Paradojas de la obesidad
Y es que sobre la bicicleta, tan importante como la potencia absoluta que el ciclista despliega, resulta de importancia decisiva la relativa al peso, sobre todo cuando la carretera se empina y hay que elevar el propio cuerpo contra la gravedad. La eficacia energética de este medio de trasporte que es la bicicleta, depende de este factor corporal, así como la salud, ya que la obesidad posee una relación muy clara con múltiples enfermedades.
Hay que recordar que la obesidad mantiene una correlación importante con todas las causas de mortalidad, de tal forma que IMC inferiores a 25 kg/m2 arrojan las menores tasas de fallecimiento, y que por cada 5 kg/m2 de incremento del IMC la mortalidad se eleva de media un 30%. La anchura de la cintura también muestra resultados acordes con el IMC, con la salvedad de que éste es un mejor predictor de mortandad entre las mujeres. La causa mayor de mortandad asociada a la obesidad son las isquemias coronarias, de tal modo que existe un riesgo triple de riesgo coronario con relaciones cintura-cadera superiores a 0,9 comparado con personas que poseen un IMC inferior a 25 kg/m2. Y lo que en principio podría parecer más sorprendente, que la mortandad se incrementa entre aquellas personas obesas que siguen estrategias de reducción de peso, lo que demuestra que las dietas convencionales para luchar contra la obesidad son también dañinas para la salud, a menos que alteren drásticamente el tipo de alimentos que se ingieren. La recomendación casi universal de comer menos para perder peso no parece que sea muy recomendable, ni saludable.
La ingesta de alimentos, llamémosla dieta o simplemente alimentación, debe dejar saciado, sin ganas de continuar comiendo. Resulta muy difícil dejar saciada a una persona con una alimentación basada en los cereales, los azucares, las grasas industriales y los lácteos.

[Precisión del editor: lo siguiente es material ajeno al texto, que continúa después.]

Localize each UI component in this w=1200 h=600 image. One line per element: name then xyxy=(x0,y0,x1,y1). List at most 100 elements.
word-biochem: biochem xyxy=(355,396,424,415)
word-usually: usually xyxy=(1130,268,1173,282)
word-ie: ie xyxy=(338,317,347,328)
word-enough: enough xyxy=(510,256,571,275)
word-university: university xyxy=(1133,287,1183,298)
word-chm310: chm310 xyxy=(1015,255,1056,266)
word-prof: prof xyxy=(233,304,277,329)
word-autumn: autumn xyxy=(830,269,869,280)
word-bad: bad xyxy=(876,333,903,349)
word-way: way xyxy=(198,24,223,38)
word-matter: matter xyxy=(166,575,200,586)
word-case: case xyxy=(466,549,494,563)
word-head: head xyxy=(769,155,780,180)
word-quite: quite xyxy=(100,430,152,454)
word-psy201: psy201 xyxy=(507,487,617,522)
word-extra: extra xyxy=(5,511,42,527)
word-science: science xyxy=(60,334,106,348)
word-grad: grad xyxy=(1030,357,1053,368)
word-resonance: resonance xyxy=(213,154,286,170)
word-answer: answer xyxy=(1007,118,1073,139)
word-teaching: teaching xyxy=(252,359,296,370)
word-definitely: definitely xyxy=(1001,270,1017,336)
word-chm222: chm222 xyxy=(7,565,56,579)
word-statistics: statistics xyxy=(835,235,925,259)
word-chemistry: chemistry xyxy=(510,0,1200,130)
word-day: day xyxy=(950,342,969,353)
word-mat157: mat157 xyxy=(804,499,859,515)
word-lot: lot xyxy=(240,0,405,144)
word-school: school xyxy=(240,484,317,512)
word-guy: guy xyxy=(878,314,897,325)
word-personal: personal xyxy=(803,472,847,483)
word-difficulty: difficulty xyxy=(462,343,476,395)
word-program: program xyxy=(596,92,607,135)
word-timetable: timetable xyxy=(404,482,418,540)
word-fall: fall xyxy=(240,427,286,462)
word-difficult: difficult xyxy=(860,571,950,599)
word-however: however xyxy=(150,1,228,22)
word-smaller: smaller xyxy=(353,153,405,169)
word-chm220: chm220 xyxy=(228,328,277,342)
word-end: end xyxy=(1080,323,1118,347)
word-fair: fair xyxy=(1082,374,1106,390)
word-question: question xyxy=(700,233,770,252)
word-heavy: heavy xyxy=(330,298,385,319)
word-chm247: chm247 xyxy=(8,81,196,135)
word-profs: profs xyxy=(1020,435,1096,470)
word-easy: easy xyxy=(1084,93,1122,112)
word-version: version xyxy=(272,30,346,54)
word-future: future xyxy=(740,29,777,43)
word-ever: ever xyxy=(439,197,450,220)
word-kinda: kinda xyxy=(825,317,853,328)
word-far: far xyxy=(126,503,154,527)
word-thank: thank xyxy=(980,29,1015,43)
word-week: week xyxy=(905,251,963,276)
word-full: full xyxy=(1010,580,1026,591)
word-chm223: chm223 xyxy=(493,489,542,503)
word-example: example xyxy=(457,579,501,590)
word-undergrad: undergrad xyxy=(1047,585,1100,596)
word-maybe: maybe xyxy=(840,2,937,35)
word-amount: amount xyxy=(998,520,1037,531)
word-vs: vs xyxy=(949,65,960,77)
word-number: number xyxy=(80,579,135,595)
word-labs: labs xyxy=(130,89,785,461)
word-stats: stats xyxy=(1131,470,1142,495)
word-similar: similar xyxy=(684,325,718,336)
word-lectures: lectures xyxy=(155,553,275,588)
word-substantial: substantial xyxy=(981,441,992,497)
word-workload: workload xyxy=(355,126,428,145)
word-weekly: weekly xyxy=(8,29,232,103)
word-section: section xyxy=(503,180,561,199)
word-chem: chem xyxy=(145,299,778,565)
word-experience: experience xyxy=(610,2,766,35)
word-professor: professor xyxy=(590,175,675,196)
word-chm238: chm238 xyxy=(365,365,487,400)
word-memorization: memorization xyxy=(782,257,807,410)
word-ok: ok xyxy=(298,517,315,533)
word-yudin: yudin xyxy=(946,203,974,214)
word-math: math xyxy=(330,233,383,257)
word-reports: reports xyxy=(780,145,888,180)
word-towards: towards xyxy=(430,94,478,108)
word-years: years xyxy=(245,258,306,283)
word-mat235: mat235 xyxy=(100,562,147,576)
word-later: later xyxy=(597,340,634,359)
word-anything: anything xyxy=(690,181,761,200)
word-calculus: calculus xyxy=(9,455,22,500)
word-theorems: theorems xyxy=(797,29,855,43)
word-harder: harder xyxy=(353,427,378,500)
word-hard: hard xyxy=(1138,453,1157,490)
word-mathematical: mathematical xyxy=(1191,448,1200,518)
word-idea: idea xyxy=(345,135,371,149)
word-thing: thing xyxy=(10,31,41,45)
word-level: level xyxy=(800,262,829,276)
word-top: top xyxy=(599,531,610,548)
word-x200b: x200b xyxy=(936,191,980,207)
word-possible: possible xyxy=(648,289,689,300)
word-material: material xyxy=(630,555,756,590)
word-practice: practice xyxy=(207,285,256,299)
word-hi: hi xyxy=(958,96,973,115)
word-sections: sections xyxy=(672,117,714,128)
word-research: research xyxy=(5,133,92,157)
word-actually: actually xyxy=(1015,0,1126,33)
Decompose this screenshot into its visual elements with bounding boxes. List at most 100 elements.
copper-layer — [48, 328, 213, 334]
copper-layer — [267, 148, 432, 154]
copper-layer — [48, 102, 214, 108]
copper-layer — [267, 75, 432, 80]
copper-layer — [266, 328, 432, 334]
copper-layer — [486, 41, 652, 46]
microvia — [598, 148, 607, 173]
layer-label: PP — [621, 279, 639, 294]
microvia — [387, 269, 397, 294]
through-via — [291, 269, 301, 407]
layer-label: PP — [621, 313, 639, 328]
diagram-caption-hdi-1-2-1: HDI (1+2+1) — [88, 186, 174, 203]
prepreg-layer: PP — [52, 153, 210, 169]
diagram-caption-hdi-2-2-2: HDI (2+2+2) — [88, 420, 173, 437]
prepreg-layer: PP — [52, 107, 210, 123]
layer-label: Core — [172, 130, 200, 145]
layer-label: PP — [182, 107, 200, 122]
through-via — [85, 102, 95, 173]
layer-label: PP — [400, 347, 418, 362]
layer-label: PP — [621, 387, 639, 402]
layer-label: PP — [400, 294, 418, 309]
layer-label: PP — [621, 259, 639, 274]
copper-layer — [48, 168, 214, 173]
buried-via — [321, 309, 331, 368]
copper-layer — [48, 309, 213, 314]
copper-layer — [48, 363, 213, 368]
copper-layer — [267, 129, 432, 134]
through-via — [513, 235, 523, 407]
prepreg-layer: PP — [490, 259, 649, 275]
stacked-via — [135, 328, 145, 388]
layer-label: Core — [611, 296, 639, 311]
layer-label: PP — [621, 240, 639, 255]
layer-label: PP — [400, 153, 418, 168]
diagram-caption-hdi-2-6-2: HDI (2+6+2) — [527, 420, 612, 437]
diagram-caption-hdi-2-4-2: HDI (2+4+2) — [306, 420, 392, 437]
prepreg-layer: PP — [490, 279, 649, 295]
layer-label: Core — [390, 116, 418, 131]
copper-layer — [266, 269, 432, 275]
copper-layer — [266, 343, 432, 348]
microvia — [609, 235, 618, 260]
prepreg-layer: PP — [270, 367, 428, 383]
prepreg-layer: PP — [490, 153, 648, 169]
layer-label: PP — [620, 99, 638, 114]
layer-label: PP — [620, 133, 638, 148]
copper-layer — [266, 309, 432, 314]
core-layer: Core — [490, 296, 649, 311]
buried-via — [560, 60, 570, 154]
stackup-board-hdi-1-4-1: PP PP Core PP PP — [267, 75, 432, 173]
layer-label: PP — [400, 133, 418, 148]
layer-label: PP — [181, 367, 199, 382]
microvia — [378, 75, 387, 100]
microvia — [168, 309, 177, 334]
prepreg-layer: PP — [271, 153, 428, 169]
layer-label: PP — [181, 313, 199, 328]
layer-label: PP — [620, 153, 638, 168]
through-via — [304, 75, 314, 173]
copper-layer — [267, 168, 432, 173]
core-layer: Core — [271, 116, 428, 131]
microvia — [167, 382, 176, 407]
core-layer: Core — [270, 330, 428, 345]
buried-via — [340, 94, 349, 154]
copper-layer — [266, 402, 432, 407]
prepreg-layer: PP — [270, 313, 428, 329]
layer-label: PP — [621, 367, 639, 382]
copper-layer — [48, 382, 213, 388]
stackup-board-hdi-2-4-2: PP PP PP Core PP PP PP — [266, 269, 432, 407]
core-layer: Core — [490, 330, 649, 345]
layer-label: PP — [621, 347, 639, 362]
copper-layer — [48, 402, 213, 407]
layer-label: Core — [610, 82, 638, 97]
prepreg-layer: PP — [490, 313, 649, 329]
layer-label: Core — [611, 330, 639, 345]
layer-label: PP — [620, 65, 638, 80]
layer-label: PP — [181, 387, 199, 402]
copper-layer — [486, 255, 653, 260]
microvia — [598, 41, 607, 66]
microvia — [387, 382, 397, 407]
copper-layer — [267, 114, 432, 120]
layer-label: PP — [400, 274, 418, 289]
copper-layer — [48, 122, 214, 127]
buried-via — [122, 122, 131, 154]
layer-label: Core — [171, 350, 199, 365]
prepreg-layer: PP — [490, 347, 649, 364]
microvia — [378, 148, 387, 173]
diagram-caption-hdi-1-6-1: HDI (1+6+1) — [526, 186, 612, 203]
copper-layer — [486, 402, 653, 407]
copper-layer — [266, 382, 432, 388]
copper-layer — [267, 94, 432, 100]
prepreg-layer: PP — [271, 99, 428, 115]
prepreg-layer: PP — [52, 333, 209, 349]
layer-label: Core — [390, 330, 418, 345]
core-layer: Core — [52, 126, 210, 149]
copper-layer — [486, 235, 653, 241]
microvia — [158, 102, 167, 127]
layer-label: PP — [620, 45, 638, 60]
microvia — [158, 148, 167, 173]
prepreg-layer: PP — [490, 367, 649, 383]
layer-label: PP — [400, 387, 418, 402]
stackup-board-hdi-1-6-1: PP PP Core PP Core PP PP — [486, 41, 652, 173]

La mayor parte de estas comidas poseen una carga glucémica elevada, un escaso valor nutricional (baja densidad de nutrientes esenciales) y algunas sustancias que alteran la señal de la hormona leptina, fabricada cuando los adipocitos están “llenos” y encargada de enviar la señal de saciedad al hipotálamo.
Las proteínas de la leche, por ejemplo, incrementan crónicamente los niveles de insulina en sangre. Si una persona mantiene este tipo de comidas y restringe la ingesta calórica por debajo de su gasto energético, con el objetivo de adelgazar, deberá voluntariamente pasar hambre y el cerebro interpretará que debe reducir los biorritmos, disminuir la temperatura corporal, pasar a un metabolismo de bajo consumo y acumular grasa en espera de tiempos mejores. En suma, estaremos más cansados, apáticos, de mal humor, perderemos tono muscular, el porcentaje de grasa corporal se incrementará, a pesar de la reducción de peso, y la energía gastada en la vida cotidiana se habrá reducido. Un cuadro deprimente.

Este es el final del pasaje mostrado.